Wow, thanks for taking the time to write such a detailed, real-world breakdown. This is incredibly helpful.

It's interesting to see how you've built a solid "best-of-breed" system by combining different tools for their specific strengths (Action1 for inventory, Qualys for vulns, etc.). It confirms my suspicion that there isn't one simple tool that does it all well.

That actually gets to the core of my question. All the powerful tools you mentioned, like Action1 and the RMMs, seem to rely on deploying an agent. My main curiosity was whether a similar depth of inventory could be achieved without adding another agent to every server, maybe just using native tools like PowerShell and WinRM. The overhead of managing yet another agent is a headache we're trying to avoid.
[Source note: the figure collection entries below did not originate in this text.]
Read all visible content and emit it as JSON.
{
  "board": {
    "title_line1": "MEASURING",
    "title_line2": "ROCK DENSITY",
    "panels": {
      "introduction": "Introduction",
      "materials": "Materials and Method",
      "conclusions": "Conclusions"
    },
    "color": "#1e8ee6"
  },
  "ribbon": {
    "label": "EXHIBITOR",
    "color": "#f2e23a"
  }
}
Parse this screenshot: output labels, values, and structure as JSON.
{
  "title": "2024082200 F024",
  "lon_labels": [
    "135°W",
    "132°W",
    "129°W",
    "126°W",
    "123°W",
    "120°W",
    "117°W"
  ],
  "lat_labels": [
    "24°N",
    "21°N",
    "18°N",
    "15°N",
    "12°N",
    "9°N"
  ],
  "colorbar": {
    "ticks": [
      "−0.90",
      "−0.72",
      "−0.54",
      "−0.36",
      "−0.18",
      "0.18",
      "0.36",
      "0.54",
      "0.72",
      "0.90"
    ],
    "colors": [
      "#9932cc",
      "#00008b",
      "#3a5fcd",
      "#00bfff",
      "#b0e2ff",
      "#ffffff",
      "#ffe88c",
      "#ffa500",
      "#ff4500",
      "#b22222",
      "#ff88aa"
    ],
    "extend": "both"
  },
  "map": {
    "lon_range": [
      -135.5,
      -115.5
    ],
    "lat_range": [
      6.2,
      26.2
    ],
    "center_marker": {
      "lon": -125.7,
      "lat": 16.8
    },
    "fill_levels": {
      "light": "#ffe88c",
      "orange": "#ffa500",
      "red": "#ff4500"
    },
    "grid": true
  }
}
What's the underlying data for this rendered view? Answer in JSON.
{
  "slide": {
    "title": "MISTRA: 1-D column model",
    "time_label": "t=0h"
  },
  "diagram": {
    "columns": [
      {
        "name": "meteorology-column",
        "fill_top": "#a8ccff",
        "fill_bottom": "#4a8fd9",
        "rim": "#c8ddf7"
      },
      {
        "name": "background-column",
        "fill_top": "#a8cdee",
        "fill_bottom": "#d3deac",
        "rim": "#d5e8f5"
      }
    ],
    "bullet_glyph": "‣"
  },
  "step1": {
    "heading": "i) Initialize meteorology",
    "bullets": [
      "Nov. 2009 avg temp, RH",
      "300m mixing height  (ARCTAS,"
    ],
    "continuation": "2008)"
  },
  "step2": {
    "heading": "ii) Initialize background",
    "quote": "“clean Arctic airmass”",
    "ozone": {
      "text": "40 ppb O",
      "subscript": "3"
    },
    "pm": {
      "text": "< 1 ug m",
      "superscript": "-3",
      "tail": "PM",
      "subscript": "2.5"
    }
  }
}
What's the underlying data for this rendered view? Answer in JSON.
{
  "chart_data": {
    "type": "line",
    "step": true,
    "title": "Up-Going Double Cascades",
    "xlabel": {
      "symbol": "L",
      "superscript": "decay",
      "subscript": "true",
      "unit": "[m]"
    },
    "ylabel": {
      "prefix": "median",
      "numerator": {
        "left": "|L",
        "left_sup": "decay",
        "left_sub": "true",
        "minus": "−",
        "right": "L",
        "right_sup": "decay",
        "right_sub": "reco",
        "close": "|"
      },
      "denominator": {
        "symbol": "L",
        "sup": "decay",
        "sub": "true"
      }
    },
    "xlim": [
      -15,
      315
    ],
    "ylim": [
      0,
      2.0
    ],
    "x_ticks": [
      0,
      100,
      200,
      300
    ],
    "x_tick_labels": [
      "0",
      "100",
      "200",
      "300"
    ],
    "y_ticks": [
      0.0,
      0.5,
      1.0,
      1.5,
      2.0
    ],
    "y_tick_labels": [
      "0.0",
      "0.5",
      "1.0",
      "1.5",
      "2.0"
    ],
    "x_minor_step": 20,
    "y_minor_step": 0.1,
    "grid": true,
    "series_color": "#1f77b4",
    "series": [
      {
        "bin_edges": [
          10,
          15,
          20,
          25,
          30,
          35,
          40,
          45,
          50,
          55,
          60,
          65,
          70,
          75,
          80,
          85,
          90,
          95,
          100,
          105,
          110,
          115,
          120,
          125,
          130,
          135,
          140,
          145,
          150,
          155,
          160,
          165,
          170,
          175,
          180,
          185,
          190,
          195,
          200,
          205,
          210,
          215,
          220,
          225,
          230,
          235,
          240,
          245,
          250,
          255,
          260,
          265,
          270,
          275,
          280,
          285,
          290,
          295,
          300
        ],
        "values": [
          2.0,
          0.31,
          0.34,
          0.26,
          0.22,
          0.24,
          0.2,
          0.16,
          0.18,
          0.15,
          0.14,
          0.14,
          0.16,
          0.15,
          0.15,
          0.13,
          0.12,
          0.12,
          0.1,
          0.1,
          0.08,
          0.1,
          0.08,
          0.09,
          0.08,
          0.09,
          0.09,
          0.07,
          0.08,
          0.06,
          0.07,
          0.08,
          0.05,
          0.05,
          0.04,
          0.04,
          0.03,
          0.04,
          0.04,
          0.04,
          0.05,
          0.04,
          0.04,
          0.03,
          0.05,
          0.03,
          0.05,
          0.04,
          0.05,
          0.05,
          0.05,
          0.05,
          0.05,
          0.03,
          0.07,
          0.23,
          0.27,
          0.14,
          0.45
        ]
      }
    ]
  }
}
Is the agent management side of things with tools like Action1 or Ninja a non-issue for you, or is it just a necessary evil to get the data you need?

[-]

Pickle-this1@reddit

Agents are better than scripts unless your amazing at writing scripts.
Agents often sit at the system level in Windows, so they can interogate more data than a script, and then show it in an easy way.

Its about filtering the noise out to focus on the data I want.

Action1 doesn't need any management really, I stuck their deployer agent on all our servers, it scans anything in our domain, then pulls it in, thats it, then you setup things like patching policies etc, took about half a day to roll out, quite painless.

I come from MSP-land, so Agents are a big thing, everything telemetry has an agent, Security like Defender, S1 or Huntress, all agent based, they are just more efficient than scripts.

I see no reason not to use agents, scripts have their place, but I prefer to let devs to the dev work, I'll stick to deployment and management from a sysadmin perspective, that is where I excel.

[-]

tommipani@reddit (OP)

That's a fantastic perspective, and it makes perfect sense, especially coming from an MSP background where reliable, scalable agents are the standard. I completely get the "let the devs do the dev work" philosophy.

You've hit on the exact trade-off I was thinking about. It sounds like for you, the reliability and ease-of-use of a well-made agent like Action1's outweighs the overhead of having an agent in the first place.

That's actually what led me to build my own solution. I spent a good amount of time writing a pretty comprehensive PowerShell script that does exactly this: it connects to vCenter, uses WinRM to talk to the guests, and pulls a deep, incremental inventory of certs, software, scheduled tasks, etc., all without any agents.

It started as an internal tool to solve our own "agent bloat" problem and to get visibility into the specific gaps that RMMs don't always cover easily, like the certificate and scheduled task inventories.

Thanks again for sharing your experience, it’s been super insightful to see how different people tackle the same challenge.

[-]

Lower_Fan@reddit

is there something obvious I'm missing?

Yes this is the function of an rmm software. Look into them.